XMPP_CoreData

robbiehanson edited this page May 1, 2012 · 4 revisions

There are several modules within the xmpp framework that require some kind of storage mechanism. The perfect example is the roster. This module handles fetching the roster (buddy list), and keeping track of who's online / offline. In order to accomplish its task, it needs to store all the user information somewhere. The trouble is that different applications have very different use cases and requirements. Perhaps the roster contains thousands of users, so caching the information to disk is best. Or perhaps the roster is small, and users go online/offline at a rapid pace - thus storing the information in memory is preferred. The upshot is that the framework allows you to choose which storage mechanism best suites your needs. To accomplish this, you'll notice that storage is often abstracted within a module. The module provides one or two storage implementations, and specifies a protocol for implementing your own custom storage (if needed). For example, the XMPPRoster module comes with XMPPRosterMemoryStorage and XMPPRosterCoreDataStorage. Plus it specifies the XMPPRosterStorage protocol in case you'd like to implement your own.

Now after implementing CoreDataStorage for several modules within the xmpp framework, we noticed several patterns emerge. Some of them were obvious, such as the standard boilerplate code that's required to setup a core data stack. However others came with age, such as optimizing disk IO, and properly managing core data in a multithreaded context.

Core Data Overview

There are some technologies that Apple creates that almost seem magical. They take a complicated thing, and make it so simple that it "just works" without much effort. Core Data is NOT one of these technologies. Over the years I've seen many developers jump into core data without bothering to first research the technology. Their app becomes buggy or slow and they throw their hands in the air, declare that core data sucks, and move on to some other storage mechanism. In reality, core data is a wonderful technology, but requires a deeper understanding of how it works to properly use it.

Often times when people complain about core data, I ask them what they want. Here's what they say:

First, this magical new storage technology should be built on top of SQLite. This database is incredibly powerful and fast, has been around for years, and benefits from extensive use, debugging and optimizations. In other words, it's an industry standard. There's no use reinventing the wheel here.

What else?

The magical new storage technology should let me use objects, just like I do now. If I make changes to the object, it should automatically save to the database. And when I fetch from the database, I want it to give me objects back. I don't want to have to deal with database rows and columns. I don't want to have to create my objects from a database row. Just have it give me objects.

Sounds pretty cool. I bet you could write something like this yourself, even without being an SQLite expert. Now what are you going to do when you write version 2.0 of your app, and your objects don't look the same?

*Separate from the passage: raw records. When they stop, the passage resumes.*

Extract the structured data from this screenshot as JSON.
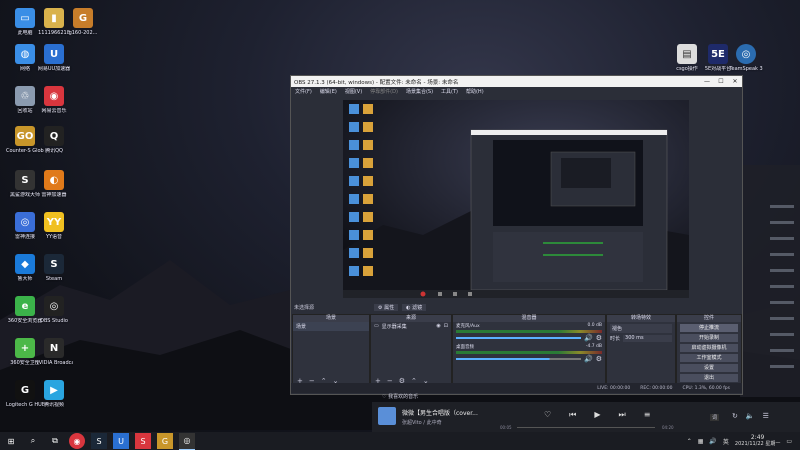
{
  "desktop_icons": [
    {
      "label": "此电脑",
      "icon": "computer-icon",
      "color": "#3a8ee6",
      "glyph": "▭"
    },
    {
      "label": "1111966218",
      "icon": "folder-icon",
      "color": "#d9b24c",
      "glyph": "▮"
    },
    {
      "label": "g160-202...",
      "icon": "csgo-icon",
      "color": "#c77d2a",
      "glyph": "G"
    },
    {
      "label": "网络",
      "icon": "network-icon",
      "color": "#3a8ee6",
      "glyph": "◍"
    },
    {
      "label": "网易UU加速器",
      "icon": "uu-icon",
      "color": "#2a6fd1",
      "glyph": "U"
    },
    {
      "label": "回收站",
      "icon": "recycle-bin-icon",
      "color": "#8b9bb0",
      "glyph": "♲"
    },
    {
      "label": "网易云音乐",
      "icon": "netease-music-icon",
      "color": "#d9363e",
      "glyph": "◉"
    },
    {
      "label": "Counter-S Global Off...",
      "icon": "csgo-icon",
      "color": "#c8962a",
      "glyph": "GO"
    },
    {
      "label": "腾讯QQ",
      "icon": "qq-icon",
      "color": "#222",
      "glyph": "Q"
    },
    {
      "label": "黑鲨游戏大师",
      "icon": "blackshark-icon",
      "color": "#333",
      "glyph": "S"
    },
    {
      "label": "雷神加速器",
      "icon": "leishen-icon",
      "color": "#e07a1a",
      "glyph": "◐"
    },
    {
      "label": "雷神连接",
      "icon": "leishen-link-icon",
      "color": "#3a6ed8",
      "glyph": "◎"
    },
    {
      "label": "YY语音",
      "icon": "yy-icon",
      "color": "#f0c020",
      "glyph": "YY"
    },
    {
      "label": "鲁大师",
      "icon": "ludashi-icon",
      "color": "#1a7ad9",
      "glyph": "◆"
    },
    {
      "label": "Steam",
      "icon": "steam-icon",
      "color": "#1b2838",
      "glyph": "S"
    },
    {
      "label": "360安全浏览器",
      "icon": "360-browser-icon",
      "color": "#3bb34a",
      "glyph": "e"
    },
    {
      "label": "OBS Studio",
      "icon": "obs-icon",
      "color": "#222",
      "glyph": "◎"
    },
    {
      "label": "360安全卫士",
      "icon": "360-guard-icon",
      "color": "#4cb848",
      "glyph": "+"
    },
    {
      "label": "NVIDIA Broadcast",
      "icon": "nvidia-icon",
      "color": "#2a2a2a",
      "glyph": "N"
    },
    {
      "label": "Logitech G HUB",
      "icon": "logitech-icon",
      "color": "#111",
      "glyph": "G"
    },
    {
      "label": "腾讯视频",
      "icon": "tencent-video-icon",
      "color": "#2aa5e0",
      "glyph": "▶"
    }
  ],
  "right_icons": [
    {
      "label": "csgo操作",
      "icon": "document-icon"
    },
    {
      "label": "5E对战平台",
      "icon": "5e-icon"
    },
    {
      "label": "TeamSpeak 3",
      "icon": "teamspeak-icon"
    }
  ],
  "obs": {
    "title": "OBS 27.1.3 (64-bit, windows) - 配置文件: 未命名 - 场景: 未命名",
    "menu": [
      "文件(F)",
      "编辑(E)",
      "视图(V)",
      "停靠部件(D)",
      "场景集合(S)",
      "工具(T)",
      "帮助(H)"
    ],
    "no_source": "未选择源",
    "props_btn": "属性",
    "filters_btn": "滤镜",
    "docks": {
      "scenes": {
        "title": "场景",
        "item": "场景"
      },
      "sources": {
        "title": "来源",
        "item": "显示器采集"
      },
      "mixer": {
        "title": "混音器",
        "tracks": [
          {
            "name": "麦克风/Aux",
            "db": "0.0 dB"
          },
          {
            "name": "桌面音频",
            "db": "-4.7 dB"
          }
        ]
      },
      "transitions": {
        "title": "转场特效",
        "type": "褪色",
        "duration_label": "时长",
        "duration": "300 ms"
      },
      "controls": {
        "title": "控件",
        "buttons": [
          "停止推流",
          "开始录制",
          "启动虚拟摄像机",
          "工作室模式",
          "设置",
          "退出"
        ]
      }
    },
    "status": {
      "live": "LIVE: 00:00:00",
      "rec": "REC: 00:00:00",
      "cpu": "CPU: 1.3%, 60.00 fps"
    }
  },
  "player": {
    "song": "微微【男生合唱版（cover...",
    "artist": "张超Vito / 此中奇",
    "lyrics_btn": "词",
    "time_current": "00:05",
    "time_total": "04:20",
    "playlist_hint": "我喜欢的音乐"
  },
  "taskbar": {
    "time": "2:49",
    "date": "2021/11/22 星期一",
    "ime": "英"
  }
}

Oh, well for that I'll cook in some kind of clever versioning. Yeah... And it will be automatic if the changes are obvious. Otherwise I'll add hooks so I can manually implement versioning myself.

Sounds fancy. And what about thread-safety? I hear those new iPhones and iPads even come with multi-core CPUs these days, and everyone is writing more multithreaded code. What happens when you change an object on a background thread, and the main thread is also using that object?

Yeah, thread-safety... Um... I suppose I may not want to block the main thread with disk access all the time, so interacting with the database on background threads would be pretty cool. So um...

And now we've circled back to explaining what core data is. It's a mature implementation of all the features listed above.

Core Data can be layered atop SQLite. It provides a base class called NSManagedObject. Create your own objects atop this, and Core Data can manage most of the data storage for you. It has powerful support for versioning, oftentimes doing everything for you automatically. And it has well-defined thread-safety rules, and even provides change notifications to sync objects when they're changed on another thread. It even provides various rules to deal with conflicts. It's data storage, all grown up. But it's complicated, and not without caveats (just like grown up TV shows).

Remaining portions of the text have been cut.